1996'da önceden "British Steel" adlı Judas Priest cover grubunda vokallik yapan Tim "Ripper" Owens gruba alındı. Bu kadroyla 2 albüm yapıldı; Jugulator ve Demolition(Ayrıca 1998'de de Live Meltdown adlı bir konser albümü yapıldı). Jugulator'daki "Cathedral Spires" Owens'ın Priest'teki en iyi işi olarak adlandırıldı, bu Tim owens'ın iyi vokal özelliklerine sahip olduğunu gösteriyordu. Ancak Demolition albümü tam bir hayal kırıklığıydı. Böylece, Ripper'ın asla ASLA efsane vokal Rob Halford kadar iyi bir vokal olamayacağı iyice anlaşıldı... (Tim Owens'ın sesini asla sevemedim, oysa iyi bir vokaldir, ama doldurmaya çalıştığı yer fazla büyüktü sanırım)
Owens'ın grubun hayranından vokali olma hikayesi "Rock Star" filmine konu oldu.

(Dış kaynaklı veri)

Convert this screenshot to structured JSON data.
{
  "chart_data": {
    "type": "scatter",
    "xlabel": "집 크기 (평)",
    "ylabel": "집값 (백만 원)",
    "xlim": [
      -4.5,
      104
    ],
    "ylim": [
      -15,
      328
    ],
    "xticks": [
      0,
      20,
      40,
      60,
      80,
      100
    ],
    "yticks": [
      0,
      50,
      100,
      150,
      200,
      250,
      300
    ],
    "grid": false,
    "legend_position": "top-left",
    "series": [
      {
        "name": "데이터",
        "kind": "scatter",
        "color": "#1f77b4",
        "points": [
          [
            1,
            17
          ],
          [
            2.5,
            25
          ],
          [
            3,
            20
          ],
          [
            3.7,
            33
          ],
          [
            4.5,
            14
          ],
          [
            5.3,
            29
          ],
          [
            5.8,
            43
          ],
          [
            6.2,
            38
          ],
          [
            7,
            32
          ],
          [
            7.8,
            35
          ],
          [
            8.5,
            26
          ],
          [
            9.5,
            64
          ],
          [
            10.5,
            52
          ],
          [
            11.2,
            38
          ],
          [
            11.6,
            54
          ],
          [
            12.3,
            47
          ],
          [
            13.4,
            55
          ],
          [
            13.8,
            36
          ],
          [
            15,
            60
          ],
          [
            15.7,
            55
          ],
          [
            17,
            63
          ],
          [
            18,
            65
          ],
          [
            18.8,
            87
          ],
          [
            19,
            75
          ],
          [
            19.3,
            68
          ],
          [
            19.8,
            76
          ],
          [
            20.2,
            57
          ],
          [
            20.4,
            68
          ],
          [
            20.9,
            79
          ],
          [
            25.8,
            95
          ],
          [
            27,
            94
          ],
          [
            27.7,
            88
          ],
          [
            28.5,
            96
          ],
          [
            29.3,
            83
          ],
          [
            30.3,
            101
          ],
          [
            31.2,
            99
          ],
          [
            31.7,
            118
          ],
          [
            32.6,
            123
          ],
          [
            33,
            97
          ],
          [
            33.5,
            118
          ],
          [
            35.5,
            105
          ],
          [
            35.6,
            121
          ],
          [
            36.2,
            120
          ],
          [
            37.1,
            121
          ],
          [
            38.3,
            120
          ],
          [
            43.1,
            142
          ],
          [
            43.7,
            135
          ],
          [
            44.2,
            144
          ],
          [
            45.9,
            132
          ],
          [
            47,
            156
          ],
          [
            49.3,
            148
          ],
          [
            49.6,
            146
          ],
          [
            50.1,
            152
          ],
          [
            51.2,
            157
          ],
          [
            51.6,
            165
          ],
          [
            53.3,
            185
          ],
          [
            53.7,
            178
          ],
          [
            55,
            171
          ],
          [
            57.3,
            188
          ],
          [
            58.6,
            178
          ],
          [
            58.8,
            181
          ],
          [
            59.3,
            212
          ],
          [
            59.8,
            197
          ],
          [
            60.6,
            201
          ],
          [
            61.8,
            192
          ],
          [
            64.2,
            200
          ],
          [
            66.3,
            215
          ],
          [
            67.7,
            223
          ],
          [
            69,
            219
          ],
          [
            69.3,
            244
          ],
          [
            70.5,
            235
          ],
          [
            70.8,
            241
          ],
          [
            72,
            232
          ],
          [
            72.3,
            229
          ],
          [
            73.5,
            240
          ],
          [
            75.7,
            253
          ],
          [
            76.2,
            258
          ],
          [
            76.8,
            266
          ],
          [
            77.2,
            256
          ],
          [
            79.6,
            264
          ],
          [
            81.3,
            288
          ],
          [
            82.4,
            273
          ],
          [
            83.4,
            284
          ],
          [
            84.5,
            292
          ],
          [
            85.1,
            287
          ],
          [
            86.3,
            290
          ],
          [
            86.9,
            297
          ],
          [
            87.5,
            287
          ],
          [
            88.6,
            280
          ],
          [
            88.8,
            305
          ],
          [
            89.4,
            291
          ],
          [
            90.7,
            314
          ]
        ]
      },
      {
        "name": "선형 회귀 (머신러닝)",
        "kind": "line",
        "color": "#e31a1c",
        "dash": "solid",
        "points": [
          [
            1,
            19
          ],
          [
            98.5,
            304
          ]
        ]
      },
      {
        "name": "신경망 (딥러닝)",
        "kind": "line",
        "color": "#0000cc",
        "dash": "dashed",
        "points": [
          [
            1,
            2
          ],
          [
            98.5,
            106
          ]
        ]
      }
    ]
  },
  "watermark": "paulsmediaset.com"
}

Ama Owens'ın filmin prodüksiyonu ile alakası olmadı. Filmin Owens'ın hikayesiyle çok az ilgisi olduğundan, Judas Priest daha sonra filmle alakalarını kesti...
Yeniden Bir Araya Geliş
Neredeyse 12 yıllık ayrılık sonunda Priest orjinal vokali Rob Halford'la Temmuz 2003'te bir araya geldi. Priest Owens'la "dostça" ayrıldı. Owens Amerikalı heavy metal grubu Iced Earth'e geçti ve "The Glorious Burden" 2004'te kaydedildi.
Priest 2004'te hemen bir konser turu düzenledi ve ayrıca Ozzyfest'de headliner olarak çıktı. İki tur da çok başarılı geçti. 1 Mart 2005're yeni stüdyo albümü Angel of Retribution çıktı (bana kalırsa eski tadı veremeyen bir albümdür, ancak dünya piyasasında başarılı oldu. en azında Halford geldi!).